Upon its sale to Texas Air Corporation in 1986, Rocky Mountain Airways began serving as a Continental Express air carrier in order to provide passenger feed at the Continental Airlines hub operation at Denver Stapleton International Airport at the time. The Twin Otter and Dash 7 aircraft were painted in Continental Airlines distinctive white livery with orange, red, and gold striping and "Continental Express" titles. The Continental Express code sharing service at Denver was shared at first with Trans-Colorado Airlines and was then greatly expanded in 1987 when Trans-Colorado ceased operating at Denver. The Twin Otters were later retired and new ATR-42 and Beechcraft 1900C turboprop commuter airliners were acquired which became the standard aircraft for all Continental Express regional air carriers at the time. The Dash 7s were retained for their STOL ability to serve the Aspen airport and were also used to operate service into the Telluride Airport with its airfield elevation of 9,070 feet. All Rocky Mountain aircraft received the new blue and gold livery introduced by Continental in 1990. Rocky Mountain was merged with fellow Continental Express subsidiary Britt Airways in 1991.

==Destinations==
Rocky Mountain Airways served the following destinations at various times during its existence:
- Colorado
  - Alamosa (ALS)
  - Aspen (Aspen–Pitkin County Airport) (ASE)
  - Colorado Springs (COS)
  - Cortez (CEZ)
  - Craig (CIG)
  - Denver Stapleton International Airport (now closed) - Hub and headquarters
  - Durango (DRO)
  - Fort Collins (FNL)
  - Granby (GNB)
  - Grand Junction (GJT)
  - Gunnison (GUC)
  - Leadville (LXV)
  - Montrose (MTJ)
  - Pueblo (PUB)
  - Steamboat Springs (Steamboat Springs Airport) (SBS)
  - Telluride (TEX)
  - Vail (Avon STOLport) (WHR) (now closed)
  - Vail/Eagle (Eagle County Airport) (EGE)
- Nebraska
  - Grand Island (GRI)
  - Lincoln (LNK)
  - North Platte (LBF)
  - Omaha (OMA)
  - Scottsbluff (BFF)
- New Mexico
  - Farmington (FMN)
- South Dakota
  - Pierre (PIR)
  - Rapid City (RAP)
- Texas
  - Amarillo (AMA)
  - Lubbock (LBB)
- Wyoming
  - Casper (CPR)
  - Cheyenne (CYS)
  - Cody (COD)
  - Gillette (GCC)
  - Jackson Hole (JAC)
  - Laramie (LAR)
  - Riverton (RIW)
  - Rock Springs (RKS)
  - Sheridan (SHR)

==Fleet==
- Cessna 310 (operated by predecessor Vail Airways)
- de Havilland Canada DHC-6 Twin Otter
- de Havilland Canada DHC-7 Dash 7
- Rockwell Aero Commander (operated by predecessor Vail Airways)

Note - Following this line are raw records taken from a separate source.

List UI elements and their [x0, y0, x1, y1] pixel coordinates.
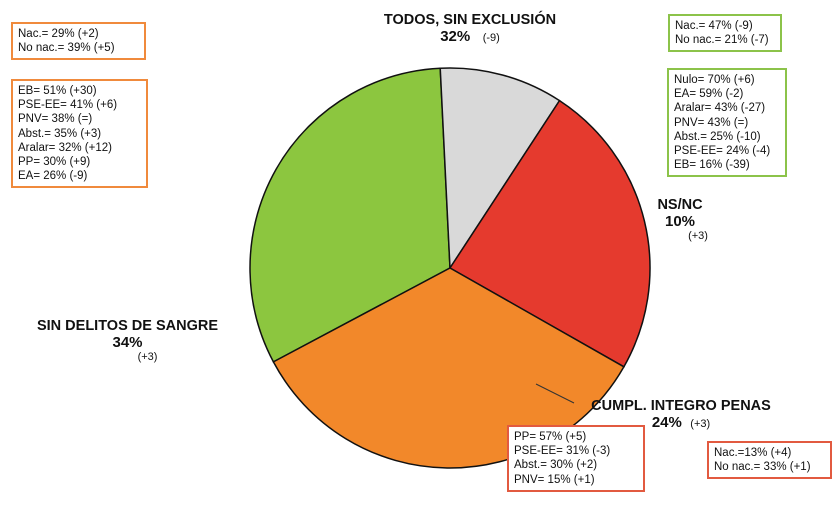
- leader-line-cumpl: [535, 383, 575, 404]
- box-line: Nulo= 70% (+6): [674, 74, 755, 86]
- box-line: EB= 51% (+30): [18, 85, 97, 97]
- box-line: No nac.= 21% (-7): [675, 34, 769, 47]
- box-line: PSE-EE= 24% (-4): [674, 145, 771, 158]
- pie-slice-sin-delitos: [272, 267, 625, 469]
- slice-percent: 10%: [664, 213, 696, 230]
- slice-change: (+3): [688, 230, 708, 242]
- slice-percent: 34%: [112, 334, 143, 351]
- box-line: PNV= 43% (=): [674, 116, 749, 129]
- slice-name: SIN DELITOS DE SANGRE: [36, 318, 218, 334]
- slice-change: (+3): [137, 351, 158, 363]
- party-box-todos: Nulo= 70% (+6) EA= 59% (-2) Aralar= 43% …: [667, 68, 787, 178]
- box-line: EA= 59% (-2): [674, 88, 744, 101]
- box-line: Nac.=13% (+4): [714, 447, 792, 459]
- box-line: Nac.= 29% (+2): [18, 28, 99, 40]
- box-line: Aralar= 32% (+12): [18, 141, 112, 154]
- box-line: PP= 30% (+9): [18, 156, 91, 169]
- box-line: Aralar= 43% (-27): [674, 102, 766, 115]
- box-line: Abst.= 35% (+3): [18, 127, 102, 140]
- party-box-cumpl: PP= 57% (+5) PSE-EE= 31% (-3) Abst.= 30%…: [507, 425, 645, 492]
- slice-change: (+3): [690, 418, 711, 430]
- pie-slice-todos: [249, 67, 451, 363]
- box-line: PNV= 15% (+1): [514, 473, 595, 486]
- slice-label-todos: TODOS, SIN EXCLUSIÓN 32% (-9): [345, 12, 595, 46]
- box-line: No nac.= 39% (+5): [18, 42, 115, 55]
- box-line: EA= 26% (-9): [18, 170, 88, 183]
- box-line: PSE-EE= 41% (+6): [18, 99, 118, 112]
- slice-name: CUMPL. INTEGRO PENAS: [591, 398, 771, 414]
- slice-label-nsnc: NS/NC 10% (+3): [640, 197, 720, 242]
- slice-percent: 32%: [440, 28, 471, 45]
- box-line: PP= 57% (+5): [514, 431, 587, 443]
- slice-name: NS/NC: [657, 197, 703, 213]
- slice-percent: 24%: [651, 414, 682, 431]
- box-line: PSE-EE= 31% (-3): [514, 445, 611, 458]
- box-line: Abst.= 30% (+2): [514, 459, 598, 472]
- box-line: Abst.= 25% (-10): [674, 130, 761, 143]
- slice-name: TODOS, SIN EXCLUSIÓN: [383, 12, 557, 28]
- nacionalidad-box-sin-delitos: Nac.= 29% (+2) No nac.= 39% (+5): [11, 22, 146, 61]
- box-line: PNV= 38% (=): [18, 113, 93, 126]
- nacionalidad-box-cumpl: Nac.=13% (+4) No nac.= 33% (+1): [707, 441, 832, 480]
- slice-label-sin-delitos: SIN DELITOS DE SANGRE 34% (+3): [20, 318, 235, 363]
- slice-label-cumpl: CUMPL. INTEGRO PENAS 24% (+3): [566, 398, 796, 432]
- pie-slice-nsnc: [439, 67, 561, 271]
- party-box-sin-delitos: EB= 51% (+30) PSE-EE= 41% (+6) PNV= 38% …: [11, 79, 148, 189]
- nacionalidad-box-todos: Nac.= 47% (-9) No nac.= 21% (-7): [668, 14, 782, 53]
- slice-change: (-9): [482, 32, 500, 44]
- box-line: No nac.= 33% (+1): [714, 461, 811, 474]
- box-line: Nac.= 47% (-9): [675, 20, 753, 32]
- pie-slice-cumpl: [448, 99, 651, 368]
- box-line: EB= 16% (-39): [674, 159, 750, 172]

Rocky Mountain Airways also operated ATR-42 and Beechcraft 1900C turboprops after becoming a Continental Express air carrier.

==Accidents==

- December 4, 1978 – Rocky Mountain Airways Flight 217, a de Havilland Canada DHC-6 Twin Otter 300 (N25RM), crashed near Buffalo Pass;two of the twenty-two on board died. The crash was caused by severe icing combined with downdrafts associated with a mountain wave.